Wall Street’s death benefit securitization program – the cousin to its ill-fated mortgage securitization program — has not been well received by the media but individuals have flocked to it. In fact, the Wall Street Journal reported recently that investors bought $12 billion in life third-party insurance policies in 2008.

But they’re getting duped by bankers once again. The Journal tells of one Bruce Porter, an 81-year old rushed to the hospital when he thought he was having a heart attack. As he lay recuperating (it was not a heart attack) he was visited by his insurance agent who said his failing health was good news, as it now made his $6 million life insurance policy very marketable. Mr. Porter had purchased the policy with the express purpose of selling it to an investor – not a particular investor, just one of the purported army of savvy folks with open checkbooks looking to cash in on the ultimate Sure Thing.

Alas, Mr. Porter’s health improved. Rather than find a buyer for his policy, Porter ended up having to pay overdue premiums of $25,000 a month and is on the hook for a personally guaranteed $650,000 bank loan that secures the policy.

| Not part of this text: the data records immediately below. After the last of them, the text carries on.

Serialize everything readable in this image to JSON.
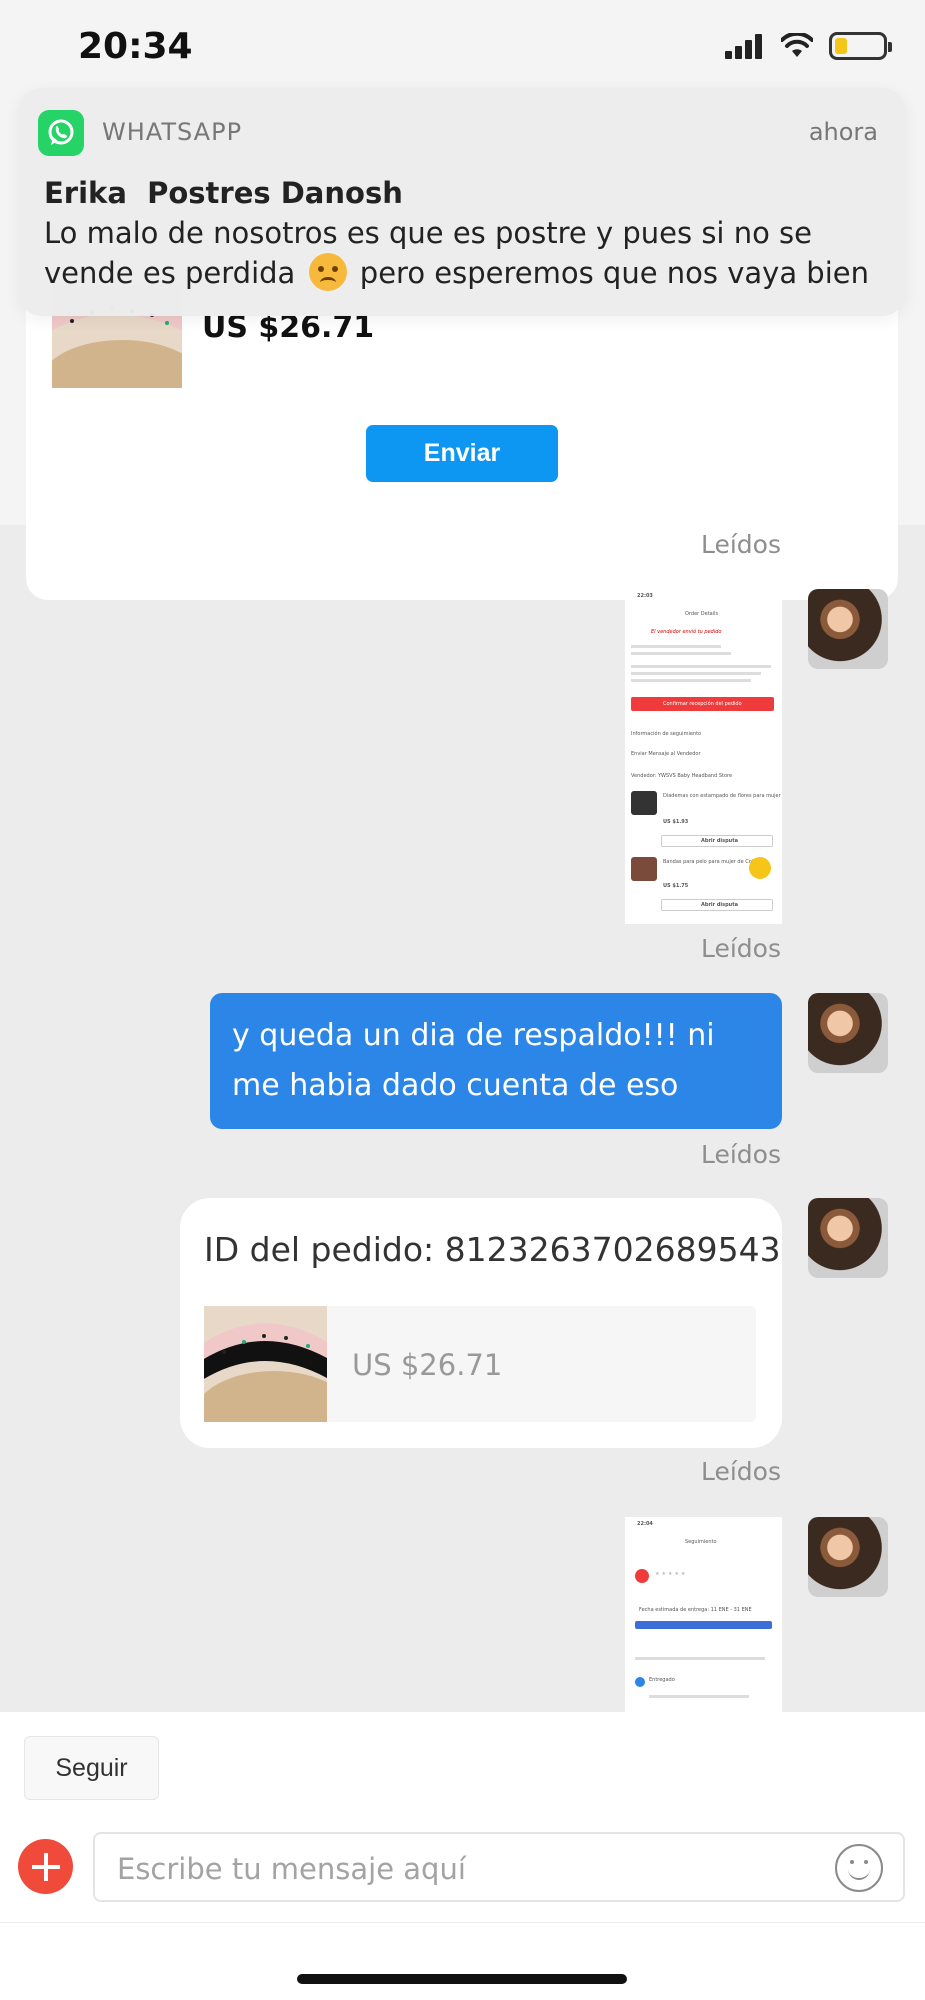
{
  "status_bar": {
    "time": "20:34",
    "battery_level": 0.25
  },
  "notification": {
    "app": "WHATSAPP",
    "time": "ahora",
    "sender": "Erika  Postres Danosh",
    "body_before_emoji": "Lo malo de nosotros es que es postre y pues si no se vende es perdida",
    "emoji": "persevering-face",
    "body_after_emoji": " pero esperemos que nos vaya bien"
  },
  "order_card": {
    "price": "US $26.71",
    "send_label": "Enviar"
  },
  "chat": {
    "read_label": "Leídos",
    "messages": [
      {
        "type": "image",
        "name": "order-details-screenshot"
      },
      {
        "type": "text",
        "text": "y queda un dia de respaldo!!!  ni me habia dado cuenta de eso"
      },
      {
        "type": "order",
        "order_id": "ID del pedido: 8123263702689543",
        "price": "US $26.71"
      },
      {
        "type": "image",
        "name": "tracking-screenshot"
      }
    ]
  },
  "screenshot_1": {
    "time": "22:03",
    "title": "Order Details",
    "status": "El vendedor envió tu pedido",
    "confirm": "Confirmar recepción del pedido",
    "tracking": "Información de seguimiento",
    "message": "Enviar Mensaje al Vendedor",
    "seller": "Vendedor: YWSVS Baby Headband Store",
    "item1": "Diademas con estampado de flores para mujer",
    "price1": "US $1.93",
    "dispute": "Abrir disputa",
    "item2": "Bandas para pelo para mujer de Color",
    "price2": "US $1.75"
  },
  "screenshot_2": {
    "time": "22:04",
    "title": "Seguimiento",
    "estimate": "Fecha estimada de entrega: 11 ENE - 31 ENE",
    "delivered": "Entregado"
  },
  "bottom_bar": {
    "follow_label": "Seguir",
    "input_placeholder": "Escribe tu mensaje aquí"
  },
  "colors": {
    "accent_blue": "#0d96f2",
    "bubble_blue": "#2b86e8",
    "whatsapp_green": "#25d366",
    "add_button_red": "#f04a3a",
    "confirm_red": "#ef3b3b"
  }
}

He is now suing the insurance agent, alleging that he was misled about the policy and its marketability.

We’re not sure who is the greater ass in this sorry tale. First, there is the society that so pathetically undervalues the lives of its members that it seeks to turn their demise into a trade. As to insurance regulation – which is handled state by state – if a person cannot buy life insurance on another without a legitimate insurable interest, is buying insurance on oneself with the intent to flip it not inherently fraudulent?

It seems that Mr. Porter is, himself, principally to blame for rushing to cash in on his own death, and the story says a wave of older folks, all in better than expected health, are suing the insurance companies, agents and banks involved in their failed investment in life insurance policies.

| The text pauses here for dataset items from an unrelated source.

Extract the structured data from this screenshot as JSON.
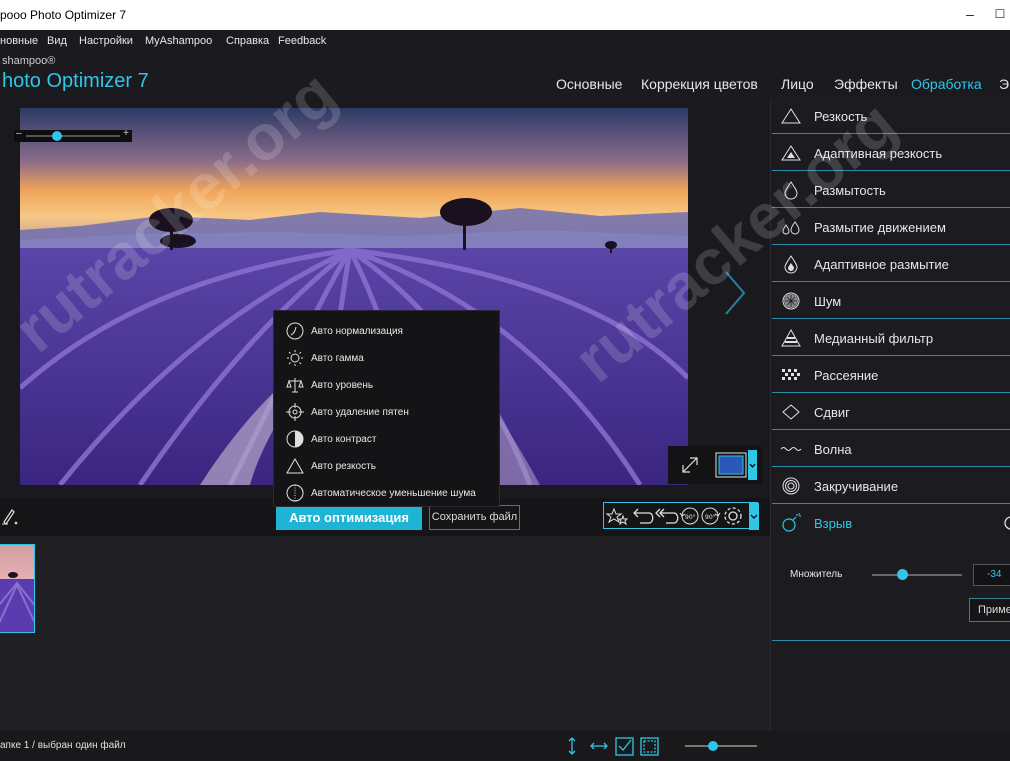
{
  "window": {
    "title": "pooo Photo Optimizer 7",
    "minimize": "–",
    "maximize": "☐"
  },
  "menu": [
    "новные",
    "Вид",
    "Настройки",
    "MyAshampoo",
    "Справка",
    "Feedback"
  ],
  "brand": {
    "small": "shampoo®",
    "big": "hoto Optimizer 7"
  },
  "tabs": [
    {
      "label": "Основные",
      "active": false
    },
    {
      "label": "Коррекция цветов",
      "active": false
    },
    {
      "label": "Лицо",
      "active": false
    },
    {
      "label": "Эффекты",
      "active": false
    },
    {
      "label": "Обработка",
      "active": true
    },
    {
      "label": "Э",
      "active": false
    }
  ],
  "zoom": {
    "minus": "–",
    "plus": "+"
  },
  "auto_menu": [
    {
      "label": "Авто нормализация",
      "icon": "normalize-icon"
    },
    {
      "label": "Авто гамма",
      "icon": "sun-icon"
    },
    {
      "label": "Авто уровень",
      "icon": "scales-icon"
    },
    {
      "label": "Авто удаление пятен",
      "icon": "crosshair-icon"
    },
    {
      "label": "Авто контраст",
      "icon": "contrast-icon"
    },
    {
      "label": "Авто резкость",
      "icon": "triangle-icon"
    },
    {
      "label": "Автоматическое уменьшение шума",
      "icon": "noise-circle-icon"
    }
  ],
  "actions": {
    "auto_optimize": "Авто оптимизация",
    "save_file": "Сохранить файл"
  },
  "effects": [
    {
      "label": "Резкость",
      "icon": "triangle-outline-icon"
    },
    {
      "label": "Адаптивная резкость",
      "icon": "triangle-filled-icon"
    },
    {
      "label": "Размытость",
      "icon": "drop-outline-icon"
    },
    {
      "label": "Размытие движением",
      "icon": "motion-drops-icon"
    },
    {
      "label": "Адаптивное размытие",
      "icon": "drop-filled-icon"
    },
    {
      "label": "Шум",
      "icon": "noise-ball-icon"
    },
    {
      "label": "Медианный фильтр",
      "icon": "pyramid-icon"
    },
    {
      "label": "Рассеяние",
      "icon": "scatter-icon"
    },
    {
      "label": "Сдвиг",
      "icon": "diamond-icon"
    },
    {
      "label": "Волна",
      "icon": "wave-icon"
    },
    {
      "label": "Закручивание",
      "icon": "swirl-icon"
    },
    {
      "label": "Взрыв",
      "icon": "bomb-icon",
      "active": true
    }
  ],
  "explode": {
    "multiplier_label": "Множитель",
    "value": "-34",
    "apply": "Приме"
  },
  "status": {
    "text": "апке 1 / выбран один файл"
  },
  "watermark": "rutracker.org",
  "colors": {
    "accent": "#2ec7e8",
    "background": "#1f1f24"
  }
}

Here’s the Catch-22 of life insurance: if you are alive, you will not have it to spend; if you have it to spend, you aren’t alive. This is a dilemma that only an investment banker can solve.

Capitalizing on desperation

This market originated in the tragic needs of the terminally ill whose resources have run out. Often the only way they can spend their last days in some modicum of dignity – and not run through their family’s savings – is to sell their life insurance policy in what is called a viatical settlement.

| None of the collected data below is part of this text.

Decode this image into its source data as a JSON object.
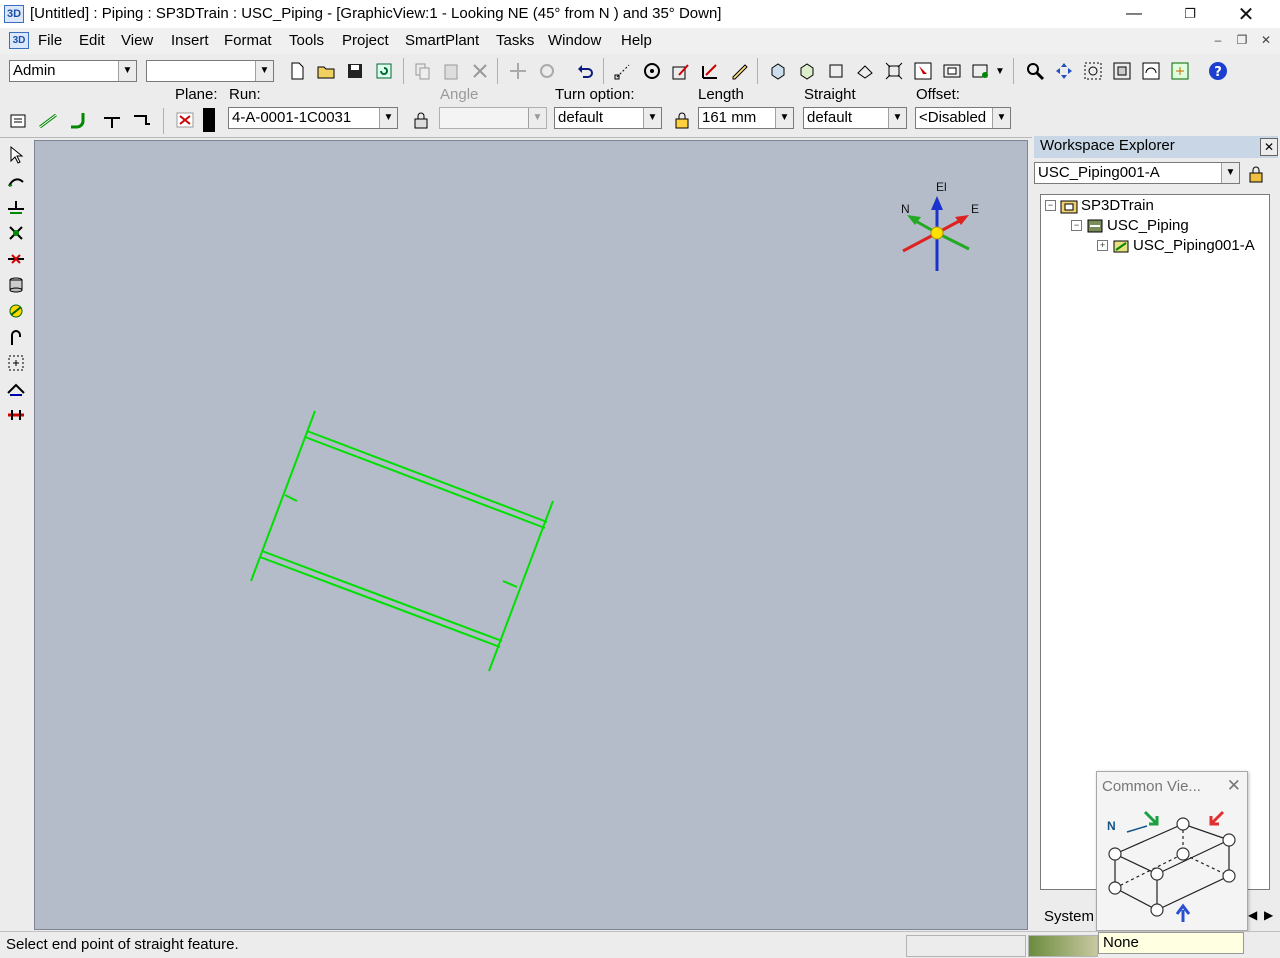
{
  "window": {
    "app_icon": "3D",
    "title": "[Untitled] : Piping : SP3DTrain : USC_Piping - [GraphicView:1 - Looking NE (45° from N ) and 35° Down]",
    "minimize_icon": "minimize-icon",
    "restore_icon": "restore-icon",
    "close_icon": "close-icon"
  },
  "menu": {
    "icon": "3D",
    "items": [
      "File",
      "Edit",
      "View",
      "Insert",
      "Format",
      "Tools",
      "Project",
      "SmartPlant",
      "Tasks",
      "Window",
      "Help"
    ]
  },
  "toolbar1": {
    "user_combo": "Admin",
    "second_combo": ""
  },
  "route_ribbon": {
    "plane_label": "Plane:",
    "run_label": "Run:",
    "run_value": "4-A-0001-1C0031",
    "angle_label": "Angle",
    "angle_value": "",
    "turn_option_label": "Turn option:",
    "turn_option_value": "default",
    "length_label": "Length",
    "length_value": "161 mm",
    "straight_label": "Straight",
    "straight_value": "default",
    "offset_label": "Offset:",
    "offset_value": "<Disabled"
  },
  "compass": {
    "north": "N",
    "east": "E",
    "elevation": "El"
  },
  "workspace_explorer": {
    "title": "Workspace Explorer",
    "filter_value": "USC_Piping001-A",
    "tree": [
      {
        "label": "SP3DTrain",
        "level": 0
      },
      {
        "label": "USC_Piping",
        "level": 1
      },
      {
        "label": "USC_Piping001-A",
        "level": 2
      }
    ],
    "tab_label": "System"
  },
  "common_views": {
    "title": "Common Vie...",
    "north_label": "N",
    "selection": "None"
  },
  "status": {
    "prompt": "Select end point of straight feature."
  },
  "colors": {
    "view_background": "#b4bcc9",
    "pipe_color": "#00e000",
    "axis_north": "#22aa22",
    "axis_east": "#dd2222",
    "axis_up": "#1a33cc"
  }
}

The premium on a term policy for an 80-year old is far above that for a 30-year old, and the attendant commissions to the agent much higher, but we wonder whether these policies distort the insured base in ways that disadvantage other policyholders. Whatever the benefits to the insurance industry, this business may be held up as a paradigm for the way improper speculation skews market dynamics. Finally, we are baffled that this is not banned in all fifty states.

One can make a case for speculators taking the other side of legitimate hedgers’ transactions – contracts on such commodities as sugar, cotton and soybeans would not be viable in many cases if not for the lubricant of speculative money. The first question that market economists and regulators must ask is, what is the natural level of prices and liquidity, and how much is this distorted by speculation? The life insurance industry may provide a clear-cut laboratory for viewing the effects of improper speculation – that is, speculation where there is no legitimate other side of the trade.

Bruce Porter had no legitimate interest in insuring his own life. His only purpose was to flip his policy to an investor. This is like people who bought multiple condos during the housing bubble. As with the foreclosed units now clogging the market, these toxic life insurance policies are the equivalent of properties whose owners never intended to live in them: their entire economic value rests on froth.

Curiously, selling death benefits produces the only securities investment that comes with a guaranty: the seller will die. But many who took out expensive policies on their own life are discovering that, even in a trade with a guaranteed outcome, price matters.